2023-12-11
19 分钟TikTok is one of the most popular social media platforms the world has ever seen.
When you're using the app, it's easy to see why.
Once you start scrolling through the short bursts of videos, it's difficult to stop.
I've been using the app over the past few years and like most other users, I'm addicted.
At first the platform was mainly music, lip sync and dance videos.

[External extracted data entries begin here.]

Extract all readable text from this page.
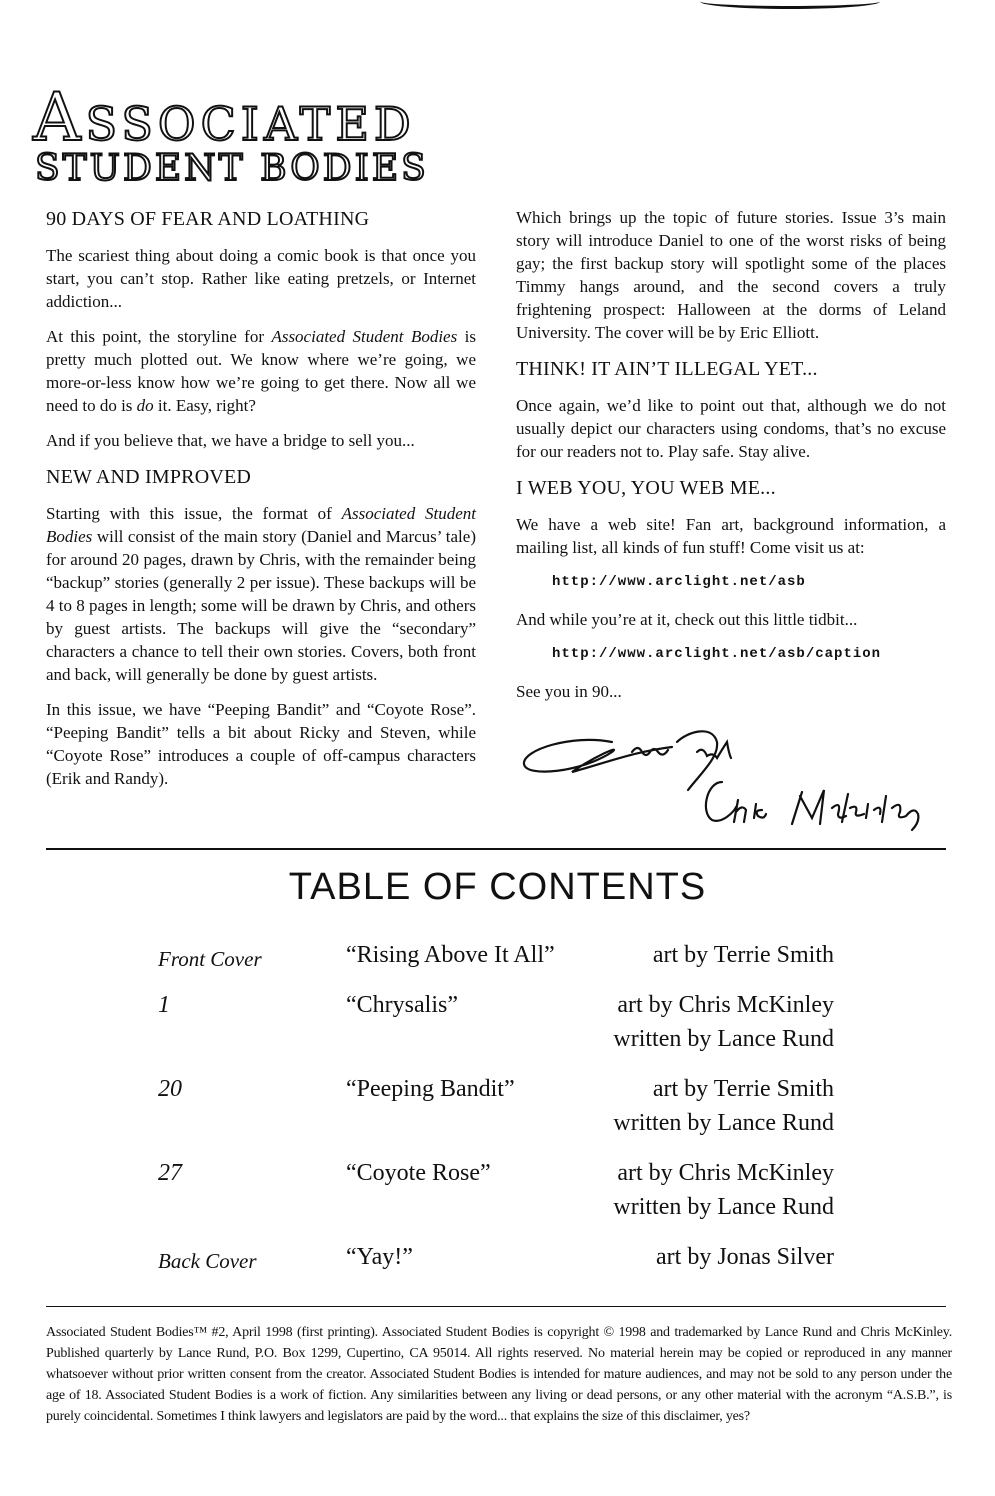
ASSOCIATED
STUDENT BODIES
90 DAYS OF FEAR AND LOATHING

The scariest thing about doing a comic book is that once you start, you can’t stop. Rather like eating pretzels, or Internet addiction...

At this point, the storyline for Associated Student Bodies is pretty much plotted out. We know where we’re going, we more-or-less know how we’re going to get there. Now all we need to do is do it. Easy, right?

And if you believe that, we have a bridge to sell you...

NEW AND IMPROVED

Starting with this issue, the format of Associated Student Bodies will consist of the main story (Daniel and Marcus’ tale) for around 20 pages, drawn by Chris, with the remainder being “backup” stories (generally 2 per issue). These backups will be 4 to 8 pages in length; some will be drawn by Chris, and others by guest artists. The backups will give the “secondary” characters a chance to tell their own stories. Covers, both front and back, will generally be done by guest artists.

In this issue, we have “Peeping Bandit” and “Coyote Rose”. “Peeping Bandit” tells a bit about Ricky and Steven, while “Coyote Rose” introduces a couple of off-campus characters (Erik and Randy).

Which brings up the topic of future stories. Issue 3’s main story will introduce Daniel to one of the worst risks of being gay; the first backup story will spotlight some of the places Timmy hangs around, and the second covers a truly frightening prospect: Halloween at the dorms of Leland University. The cover will be by Eric Elliott.

THINK! IT AIN’T ILLEGAL YET...

Once again, we’d like to point out that, although we do not usually depict our characters using condoms, that’s no excuse for our readers not to. Play safe. Stay alive.

I WEB YOU, YOU WEB ME...

We have a web site! Fan art, background information, a mailing list, all kinds of fun stuff! Come visit us at:

http://www.arclight.net/asb

And while you’re at it, check out this little tidbit...

http://www.arclight.net/asb/caption

See you in 90...

Chris McKinley
TABLE OF CONTENTS
Front Cover	“Rising Above It All”	art by Terrie Smith
1	“Chrysalis”	art by Chris McKinley
written by Lance Rund
20	“Peeping Bandit”	art by Terrie Smith
written by Lance Rund
27	“Coyote Rose”	art by Chris McKinley
written by Lance Rund
Back Cover	“Yay!”	art by Jonas Silver
Associated Student Bodies™ #2, April 1998 (first printing). Associated Student Bodies is copyright © 1998 and trademarked by Lance Rund and Chris McKinley. Published quarterly by Lance Rund, P.O. Box 1299, Cupertino, CA 95014. All rights reserved. No material herein may be copied or reproduced in any manner whatsoever without prior written consent from the creator. Associated Student Bodies is intended for mature audiences, and may not be sold to any person under the age of 18. Associated Student Bodies is a work of fiction. Any similarities between any living or dead persons, or any other material with the acronym “A.S.B.”, is purely coincidental. Sometimes I think lawyers and legislators are paid by the word... that explains the size of this disclaimer, yes?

But now when you open TikTok, there's content to satisfy whatever interests.
What has TikTok diagnosed you with?
I will go first.
ADHD.
And since the end of 2022, I've noticed videos about darker topics going viral quickly.
You have blood on your hands.
You have blood on your hands.
So, like Everybody else on TikTok, I'm obsessed.
They stole a bus and burned it.
TikTok now has 1 billion regular users drawing millions of eyeballs and spawning all kinds of content at a scale and speed vastly beyond other social media app.
So I wanted to find out what is TikTok's unprecedented success doing to us.
I'm Mariana Spring, the BBC's disinformation and social media correspondent, and this is BBC Trending.
In this series, we're investigating how social media is pushing its users to the extreme with serious consequences.
Earlier in the series, we looked at a wave of gruesome AI generated TikTok videos of murdered children.
But in this episode, I'm investigating how TikTok's addictive algorithm and unique format is whipping people up into frenzies connected to antisocial behavior.